Wednesday, October 25, 2017

The Call

"The wand chooses the wizard, Mr. Potter. It's not always clear why. But I think it is clear that we can expect great things from you." Mr.Ollivander (John Hurt), Harry Potter and the Sorcerer's Stone (2001).

I'm that guy.

For almost four years my daughter and I frequented the Rio Grande restaurant on Blake Street for our weekly lunch. We'd tried other places, other genres. We eventually came back to The Rio.

We always ordered the same thing - crab and shrimp enchiladas, a house margarita. The staff knew us, to the point where we were no longer given menus. The margs, and lunch, materialized with nothing but a knowing smile. We once remarked to our server that the day's fare seemed different, the enchiladas more crisp.

"You have discerning palates," he said, chuckling. "They shuffled the line cooks today."

Her life took her first to Detroit, then Baltimore. Still, the downtown Rio remained - a place to meet Wil, Matt, and Michelle, and Michele, Alicia, Jeromy, Jen and Jacob. A place to meet her, and her children, for lunch.

To go for my birthday dinners. The train downtown, a stroll along the Mall and... Crab and shrimp enchiladas.

And the obligatory stop at The Tattered Cover.

We visited The TC last Sunday. My book is no longer on the shelf, having been supplanted by titles that moved more rapidly, Still, it is the holy place. We browsed, we took in the ambiance, and a book beckoned.

What are your five most favorite books? I'll wait...

Is there any commonality? All fiction? Classics? Romance? Favorite author? Me? (Sorry).

On my list is Tracy Kidder's Pulitzer Prize-winning The Soul of a New Machine (Little, Brown and Company, 1981). It chronicles a group of turbo-geek computer engineers working for a small company in Massachusetts. Kidder's gift isn't merely story telling, it is the way he crafts descriptions of the people involved in the task.

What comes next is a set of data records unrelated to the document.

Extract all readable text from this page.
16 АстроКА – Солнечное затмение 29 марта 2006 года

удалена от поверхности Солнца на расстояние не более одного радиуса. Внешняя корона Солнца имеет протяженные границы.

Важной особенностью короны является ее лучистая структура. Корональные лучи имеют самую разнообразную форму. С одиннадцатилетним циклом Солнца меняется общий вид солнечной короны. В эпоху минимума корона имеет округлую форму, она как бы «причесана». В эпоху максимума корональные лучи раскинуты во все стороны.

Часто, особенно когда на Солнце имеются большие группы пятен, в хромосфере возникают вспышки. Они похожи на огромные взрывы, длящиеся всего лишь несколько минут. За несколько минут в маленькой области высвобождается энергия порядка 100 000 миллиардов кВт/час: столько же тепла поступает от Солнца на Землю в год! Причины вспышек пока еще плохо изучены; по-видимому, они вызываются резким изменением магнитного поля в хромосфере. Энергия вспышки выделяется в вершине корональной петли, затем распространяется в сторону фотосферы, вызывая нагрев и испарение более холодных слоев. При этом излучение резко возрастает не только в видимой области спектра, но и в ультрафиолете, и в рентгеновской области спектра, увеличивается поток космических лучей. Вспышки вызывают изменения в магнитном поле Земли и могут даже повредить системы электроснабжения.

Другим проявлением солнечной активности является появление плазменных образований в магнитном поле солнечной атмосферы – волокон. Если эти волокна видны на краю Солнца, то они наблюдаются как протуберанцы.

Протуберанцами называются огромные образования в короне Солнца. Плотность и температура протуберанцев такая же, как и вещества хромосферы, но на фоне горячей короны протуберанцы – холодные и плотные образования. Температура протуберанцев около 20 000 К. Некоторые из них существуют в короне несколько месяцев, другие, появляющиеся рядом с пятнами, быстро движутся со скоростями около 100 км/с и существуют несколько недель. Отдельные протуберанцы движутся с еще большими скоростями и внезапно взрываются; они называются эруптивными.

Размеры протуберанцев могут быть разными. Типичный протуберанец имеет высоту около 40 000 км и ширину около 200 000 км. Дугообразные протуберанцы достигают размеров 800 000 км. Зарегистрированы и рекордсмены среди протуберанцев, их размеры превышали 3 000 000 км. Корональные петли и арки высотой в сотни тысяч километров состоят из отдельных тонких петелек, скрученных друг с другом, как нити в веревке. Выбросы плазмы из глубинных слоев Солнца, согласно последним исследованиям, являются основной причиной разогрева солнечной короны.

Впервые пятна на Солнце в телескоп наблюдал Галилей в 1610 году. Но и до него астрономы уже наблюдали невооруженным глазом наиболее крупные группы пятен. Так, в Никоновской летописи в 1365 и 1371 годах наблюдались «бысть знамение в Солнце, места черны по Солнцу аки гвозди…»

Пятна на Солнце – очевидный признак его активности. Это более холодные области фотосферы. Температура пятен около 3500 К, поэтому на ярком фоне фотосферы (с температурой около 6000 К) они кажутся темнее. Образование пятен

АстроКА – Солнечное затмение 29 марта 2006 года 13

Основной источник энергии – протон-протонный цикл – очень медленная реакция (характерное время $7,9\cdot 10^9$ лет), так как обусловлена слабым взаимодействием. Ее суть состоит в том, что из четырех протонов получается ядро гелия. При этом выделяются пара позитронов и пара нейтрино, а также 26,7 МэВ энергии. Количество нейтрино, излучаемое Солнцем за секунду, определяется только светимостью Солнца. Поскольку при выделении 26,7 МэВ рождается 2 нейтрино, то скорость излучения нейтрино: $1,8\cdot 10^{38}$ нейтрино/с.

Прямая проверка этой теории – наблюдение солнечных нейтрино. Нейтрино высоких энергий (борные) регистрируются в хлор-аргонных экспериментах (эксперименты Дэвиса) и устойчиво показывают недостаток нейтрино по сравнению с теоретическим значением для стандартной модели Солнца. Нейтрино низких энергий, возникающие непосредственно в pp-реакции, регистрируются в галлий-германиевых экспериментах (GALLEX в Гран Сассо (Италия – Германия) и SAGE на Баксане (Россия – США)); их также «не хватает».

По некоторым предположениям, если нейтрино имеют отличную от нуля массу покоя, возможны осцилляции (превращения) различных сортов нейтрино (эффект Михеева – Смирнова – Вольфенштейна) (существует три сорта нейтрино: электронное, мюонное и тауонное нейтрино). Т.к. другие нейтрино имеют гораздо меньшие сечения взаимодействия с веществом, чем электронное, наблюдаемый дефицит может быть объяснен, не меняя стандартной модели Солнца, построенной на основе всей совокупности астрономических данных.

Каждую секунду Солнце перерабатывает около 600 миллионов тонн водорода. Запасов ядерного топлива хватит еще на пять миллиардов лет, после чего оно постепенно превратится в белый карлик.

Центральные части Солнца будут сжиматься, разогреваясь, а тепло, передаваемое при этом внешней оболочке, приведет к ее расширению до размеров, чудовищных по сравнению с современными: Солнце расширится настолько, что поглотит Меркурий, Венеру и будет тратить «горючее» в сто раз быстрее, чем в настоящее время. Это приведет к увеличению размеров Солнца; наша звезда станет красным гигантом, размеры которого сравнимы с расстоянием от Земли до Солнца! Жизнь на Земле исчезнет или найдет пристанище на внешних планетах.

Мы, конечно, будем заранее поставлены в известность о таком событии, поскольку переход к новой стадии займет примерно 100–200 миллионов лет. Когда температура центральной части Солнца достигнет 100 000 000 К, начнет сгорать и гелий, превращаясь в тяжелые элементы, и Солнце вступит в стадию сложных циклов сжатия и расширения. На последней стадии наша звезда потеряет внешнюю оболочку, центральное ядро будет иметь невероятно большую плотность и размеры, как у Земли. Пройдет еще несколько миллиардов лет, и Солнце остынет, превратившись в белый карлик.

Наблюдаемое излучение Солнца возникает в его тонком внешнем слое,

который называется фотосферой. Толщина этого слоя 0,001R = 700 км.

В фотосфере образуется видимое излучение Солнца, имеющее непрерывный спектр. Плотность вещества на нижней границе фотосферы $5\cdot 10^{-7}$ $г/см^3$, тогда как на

Tom West leads the group - we meet him in the elegant way that a craftsman parcels out sights and sounds. The scene is told from the third person limited point of view - the narrator knows what's going on with some, but not all of the characters. West is a passenger on a sailboat, an enigma told in past tense by those who had observed him. No one saw him sleep, and when the boat encountered heavy weather he was a dynamo of activity and positive energy. He told the others he worked "in computers." Pressed, he reminded them he was on vacation. At the height of the storm he was calm, confident and during a lull went for a long swim. "If this is his idea of a vacation," one person remarked to Kidder,"what must it be like where he works?"

So, when I saw another Kidder book at the Tattered Cover, I picked it up. It was a sequel to his best work, of sorts, but not really. Not everything Kidder has written since Soul has caught more than my momentary attention. But, this book immediately went under my arm. I had to have it. The book. The thing.

It is a book about, among other things, how computer algorithms at the travel site KAYAK help people choose flights, hotels and vacations. About how men and women grew rich feeding the wanderlust of others. Of people like my wife and I.

Oh, hell yeah. But, he had me at hello and I didn't even know it.